Justice John Logan ordered the company to pay the fine within 45 days.
In December, the federal court upheld the Australian Competition and Consumer Commission’s (ACCC) case that Flight Centre had induced Singapore Airlines, Malaysia Airlines and Emirates to stop directly offering international airfares at prices lower than that offered by the travel agency.
The ACCC had claimed Flight Centre had broken the law on six occasions between 2005 and 2009.
The company was found to have breached the Trade Practices Act on five occasions.
In imposing the $11m fine, Logan also ordered Flight Centre to refrain from trying to make any price arrangement with any international airline for three years.
He concluded that in August 2005, Flight Centre had threatened to withdraw from selling Singapore Airlines flights unless the carrier agreed to pay a distribution margin, which he said was designed to have a “substantial lessening of competition”.
The judge had initially ordered Flight Centre to pay the fine to the commonwealth within seven days, but ultimately agreed to a request from the barrister representing the listed company, Shane Doyle QC, for the fine to be paid in 45 days.
Flight Centre had said it would appeal the judgment, and on Friday said it may also appeal the penalties.

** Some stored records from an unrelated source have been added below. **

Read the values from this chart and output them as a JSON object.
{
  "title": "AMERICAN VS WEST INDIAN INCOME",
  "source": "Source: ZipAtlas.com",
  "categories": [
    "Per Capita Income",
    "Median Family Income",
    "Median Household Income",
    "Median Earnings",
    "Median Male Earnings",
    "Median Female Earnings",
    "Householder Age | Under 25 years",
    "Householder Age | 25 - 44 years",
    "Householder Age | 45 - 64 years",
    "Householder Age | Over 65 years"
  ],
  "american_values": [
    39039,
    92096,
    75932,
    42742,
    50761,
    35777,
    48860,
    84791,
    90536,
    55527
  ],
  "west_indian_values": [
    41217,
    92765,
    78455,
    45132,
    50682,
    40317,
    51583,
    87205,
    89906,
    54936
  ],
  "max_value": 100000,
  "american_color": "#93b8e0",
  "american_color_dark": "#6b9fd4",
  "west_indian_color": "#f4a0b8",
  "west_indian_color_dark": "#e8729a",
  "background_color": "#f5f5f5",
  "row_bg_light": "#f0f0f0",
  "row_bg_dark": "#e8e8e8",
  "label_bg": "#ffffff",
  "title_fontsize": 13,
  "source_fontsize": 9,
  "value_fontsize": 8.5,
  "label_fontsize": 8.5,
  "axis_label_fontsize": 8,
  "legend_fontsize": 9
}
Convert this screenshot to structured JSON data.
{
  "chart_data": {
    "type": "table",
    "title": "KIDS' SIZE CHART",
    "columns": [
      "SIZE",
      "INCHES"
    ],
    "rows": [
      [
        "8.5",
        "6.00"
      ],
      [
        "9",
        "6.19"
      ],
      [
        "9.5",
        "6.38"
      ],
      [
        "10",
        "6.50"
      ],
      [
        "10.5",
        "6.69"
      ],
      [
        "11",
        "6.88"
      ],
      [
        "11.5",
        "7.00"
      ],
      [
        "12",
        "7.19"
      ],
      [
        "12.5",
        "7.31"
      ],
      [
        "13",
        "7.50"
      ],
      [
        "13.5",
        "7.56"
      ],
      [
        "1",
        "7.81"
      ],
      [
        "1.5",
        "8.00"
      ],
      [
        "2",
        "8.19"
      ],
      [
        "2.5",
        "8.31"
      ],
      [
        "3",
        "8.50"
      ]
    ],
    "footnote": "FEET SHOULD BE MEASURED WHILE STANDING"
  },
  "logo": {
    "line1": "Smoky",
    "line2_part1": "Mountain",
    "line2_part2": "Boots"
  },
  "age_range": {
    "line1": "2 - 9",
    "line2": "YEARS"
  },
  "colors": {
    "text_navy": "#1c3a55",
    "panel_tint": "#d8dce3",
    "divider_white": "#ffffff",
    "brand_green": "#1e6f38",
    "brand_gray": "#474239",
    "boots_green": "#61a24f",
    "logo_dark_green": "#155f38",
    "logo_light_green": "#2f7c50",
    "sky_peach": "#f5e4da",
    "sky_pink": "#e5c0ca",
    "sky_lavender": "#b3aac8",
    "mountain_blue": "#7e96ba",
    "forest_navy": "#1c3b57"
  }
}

“Last year’s test case outcome was disappointing, but has not created a need for fundamental changes within our business, as any such changes that would have been required as a result of the judgment were made several years ago,” managing director Graham Turner said in a statement.
“While we are comfortable that we comply with the law, we consider it appropriate to test the decision at an appeal.
“This will clarify our position and rights as an agent.”
Any appeals are likely to be heard in the 2014/15 financial year, Flight Centre said.
The company said that the $11m fine, which would be included in its accounts for the current financial year, would be partially offset by an unrelated one-off gain in its accounts.
It still expects its underlying pre-tax profit for the financial year to be between $370m and $385m, up at least 8% from the previous year.